In a recent poll taken to measure the popularity of presidents, Bush got 61%, a 28% increase from when he left office, representing rose-colored glasses about Bush’s legacy. This change in perspective on Bush, especially among Democrats, is because in the age of Trump they view any Republican president that isn’t Donald Trump as an improvement due to the dire nature of the current presidency.

However, this view of the world fails to acknowledge the horrors that occurred under the Bush presidency and how those events still affect the world today. Besides the Iraq War, Bush enacted many policies and made many statements that still  shape political discourse in a negative way a decade after he left the presidency. He passed the No Child Left Behind Act which, regardless of intent, negatively impacted the school system by making schooling just about standardized tests and meeting certain benchmarks instead of improvement for all students and preparing them for later in life. He also began the groundwork for spreading anti-immigrant rhetoric and Islamophobia which has become the cornerstone of politicians like Donald Trump.

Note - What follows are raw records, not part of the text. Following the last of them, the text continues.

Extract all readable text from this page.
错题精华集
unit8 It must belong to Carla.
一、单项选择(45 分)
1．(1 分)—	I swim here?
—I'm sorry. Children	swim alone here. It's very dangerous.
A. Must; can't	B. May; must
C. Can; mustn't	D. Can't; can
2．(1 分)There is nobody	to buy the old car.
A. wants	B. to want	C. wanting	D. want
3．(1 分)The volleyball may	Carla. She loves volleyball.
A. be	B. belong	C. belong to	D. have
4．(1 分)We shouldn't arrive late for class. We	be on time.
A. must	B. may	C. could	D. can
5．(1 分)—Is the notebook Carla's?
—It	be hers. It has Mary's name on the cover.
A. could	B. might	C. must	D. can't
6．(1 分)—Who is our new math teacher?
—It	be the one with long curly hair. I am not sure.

But the most costly of his mistakes is the role he had in starting and continuing the Iraq War. The Iraq War started in 2003 and since then, it’s estimated that over 1.5 million people have died and the United States has spent over one trillion dollars on the war. Further, many of those who died in the war weren’t actually armed combatants. They were civilians who were killed in US attacks with air strikes and drones which killed indiscriminately. US soldiers didn’t only kill civilians in air strikes, but also murdered unarmed civilians in addition to torturing prisoners, constituting some of the worst war crimes the United States has ever committed.

With other national events of great importance, from 9/11 to the American Revolution, their anniversaries are widely spoken about and the effect of them are spoken about well after the event takes place. But this same treatment doesn’t exist for the Iraq War, which has plunged the United States into terrible debt and taken the lives of over a million people. We can’t forget tragedies like the Iraq War and we can’t let their perpetrators reform their image like George W. Bush has. No matter who is in the White House, we must acknowledge evil in our history or else we are bound to excuse the actions of warmongers and authoritarians, all in the hopes of making current political enemies look worse in comparison.